Tenho "mixed feellings" em relação aos "Dias de...". Não peal sua existência, mas pelo aproveitamento que alguns fazem deles.
de qualquer modo, a primeira parte do seu texto, creio que é bem demonstrativa da importância do DIM. Pelo menos, uma vez por ano, lembra-se a luta de outras mulheres, para conseguirem a igualdade de direitos.
A segunda parte, mostra que há ainda muito por fazert e que não é o DIM que resolve os problemas de todas essas mulheres. Pronto, lá estão os "mixed feellings", mas pergunto-lhe: haverá aklguém que seja contra o DIa da Crianaça?
Parabéns pelo belo texto.

Helena disse...

Já tinha visto no seu Crónicas do Rochedo que partilhamos alguns "Mixed Feelings."
A grande maioria das mulheres que festejam este dia, não dão a mínima importância ao que fizeram por elas.
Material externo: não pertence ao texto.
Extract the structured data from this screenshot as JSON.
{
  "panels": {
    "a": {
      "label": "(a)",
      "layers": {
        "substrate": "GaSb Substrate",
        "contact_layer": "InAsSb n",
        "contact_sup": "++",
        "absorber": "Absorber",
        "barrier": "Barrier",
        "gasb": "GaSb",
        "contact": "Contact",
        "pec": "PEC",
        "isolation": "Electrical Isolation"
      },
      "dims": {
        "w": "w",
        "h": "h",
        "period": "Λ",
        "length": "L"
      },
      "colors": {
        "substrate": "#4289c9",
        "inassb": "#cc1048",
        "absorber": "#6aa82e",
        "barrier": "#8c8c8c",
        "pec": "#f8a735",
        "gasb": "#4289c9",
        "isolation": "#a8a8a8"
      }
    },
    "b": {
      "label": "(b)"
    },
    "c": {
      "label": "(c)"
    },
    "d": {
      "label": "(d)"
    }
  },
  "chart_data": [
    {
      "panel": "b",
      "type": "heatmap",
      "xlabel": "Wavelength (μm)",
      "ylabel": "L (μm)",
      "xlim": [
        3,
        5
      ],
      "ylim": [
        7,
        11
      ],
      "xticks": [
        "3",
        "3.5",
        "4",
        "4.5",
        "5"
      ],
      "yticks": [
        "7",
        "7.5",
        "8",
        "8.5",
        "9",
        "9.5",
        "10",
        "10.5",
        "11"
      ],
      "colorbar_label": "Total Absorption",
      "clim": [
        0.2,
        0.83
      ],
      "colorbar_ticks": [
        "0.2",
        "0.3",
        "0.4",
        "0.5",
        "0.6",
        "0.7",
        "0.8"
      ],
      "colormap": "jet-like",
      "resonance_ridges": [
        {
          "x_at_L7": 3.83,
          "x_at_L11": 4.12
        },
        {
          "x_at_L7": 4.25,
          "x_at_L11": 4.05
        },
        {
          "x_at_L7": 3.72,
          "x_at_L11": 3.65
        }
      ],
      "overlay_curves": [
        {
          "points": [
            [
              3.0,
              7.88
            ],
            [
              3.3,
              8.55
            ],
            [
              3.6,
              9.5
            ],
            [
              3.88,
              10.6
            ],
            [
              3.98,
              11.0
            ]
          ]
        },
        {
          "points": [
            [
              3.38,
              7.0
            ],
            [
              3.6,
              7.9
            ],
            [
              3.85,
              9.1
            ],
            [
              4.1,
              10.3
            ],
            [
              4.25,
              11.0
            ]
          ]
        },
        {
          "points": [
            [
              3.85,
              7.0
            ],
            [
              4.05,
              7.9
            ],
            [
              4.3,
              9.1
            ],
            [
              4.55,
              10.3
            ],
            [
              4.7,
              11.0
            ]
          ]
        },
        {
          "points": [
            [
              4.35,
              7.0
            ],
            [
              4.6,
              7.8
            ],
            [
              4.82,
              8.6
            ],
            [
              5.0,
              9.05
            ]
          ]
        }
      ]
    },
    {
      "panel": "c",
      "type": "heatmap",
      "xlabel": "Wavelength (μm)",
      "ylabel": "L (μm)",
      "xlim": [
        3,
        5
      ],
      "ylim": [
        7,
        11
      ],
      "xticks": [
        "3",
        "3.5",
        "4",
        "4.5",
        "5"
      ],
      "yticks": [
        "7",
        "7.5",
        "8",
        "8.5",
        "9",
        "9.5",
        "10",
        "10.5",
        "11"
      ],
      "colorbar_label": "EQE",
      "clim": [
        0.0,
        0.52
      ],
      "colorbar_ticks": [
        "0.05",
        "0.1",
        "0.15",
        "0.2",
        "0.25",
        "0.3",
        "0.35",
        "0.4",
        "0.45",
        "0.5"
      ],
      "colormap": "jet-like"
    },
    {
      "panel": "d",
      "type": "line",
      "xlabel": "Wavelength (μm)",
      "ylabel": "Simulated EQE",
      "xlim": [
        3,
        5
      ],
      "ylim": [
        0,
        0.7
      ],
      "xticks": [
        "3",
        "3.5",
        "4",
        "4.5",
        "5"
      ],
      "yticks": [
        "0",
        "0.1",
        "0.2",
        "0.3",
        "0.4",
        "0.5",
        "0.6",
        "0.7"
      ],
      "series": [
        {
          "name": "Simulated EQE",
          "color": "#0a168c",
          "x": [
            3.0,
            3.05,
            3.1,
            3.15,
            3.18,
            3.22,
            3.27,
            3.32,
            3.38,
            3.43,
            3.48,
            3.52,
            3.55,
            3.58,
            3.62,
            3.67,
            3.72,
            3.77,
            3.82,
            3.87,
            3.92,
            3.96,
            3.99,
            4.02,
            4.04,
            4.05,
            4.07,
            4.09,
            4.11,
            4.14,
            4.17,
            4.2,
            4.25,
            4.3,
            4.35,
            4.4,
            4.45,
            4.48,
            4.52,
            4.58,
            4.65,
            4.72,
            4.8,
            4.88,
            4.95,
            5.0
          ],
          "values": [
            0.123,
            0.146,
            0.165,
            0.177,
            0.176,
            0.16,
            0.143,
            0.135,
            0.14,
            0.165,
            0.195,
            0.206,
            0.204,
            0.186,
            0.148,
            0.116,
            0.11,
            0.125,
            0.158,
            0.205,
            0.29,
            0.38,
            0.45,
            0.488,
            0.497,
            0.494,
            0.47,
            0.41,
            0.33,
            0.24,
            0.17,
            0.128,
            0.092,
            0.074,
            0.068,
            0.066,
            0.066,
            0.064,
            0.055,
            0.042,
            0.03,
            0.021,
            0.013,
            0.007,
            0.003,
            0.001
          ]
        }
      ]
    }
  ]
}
Não se importam que alguém tenha morrido para que elas pudessem votar, porque elas não votam. Não se importavam de não poder estudar, porque não gostam. Muitas não se importavam de ser donas de casa, se a sua situação financeira o permitisse.
Não querendo criticar essas mulheres, esta emancipação fez com que a sociedade passasse a exigir uma vida dupla da mulher, dona de casa e mulher de carreira, sendo que optar apenas por uma é condenável.
Tudo isto somado ao que se passa no resto do mundo, este dia é uma grande hipocrisia. Assim como é o dia das crianças.
Quando era criança, era um dia especial. Gostava de receber prendas, mas não sabia que um pouco por todo o mundo havia crianças a sofrer tanto.
Porquê festejar um dia da criança, quando devíamos lutar para que tivessem condições dignas?
O dia da criança faz com que todas as crianças escravizadas possam ser crianças por um dia? Não...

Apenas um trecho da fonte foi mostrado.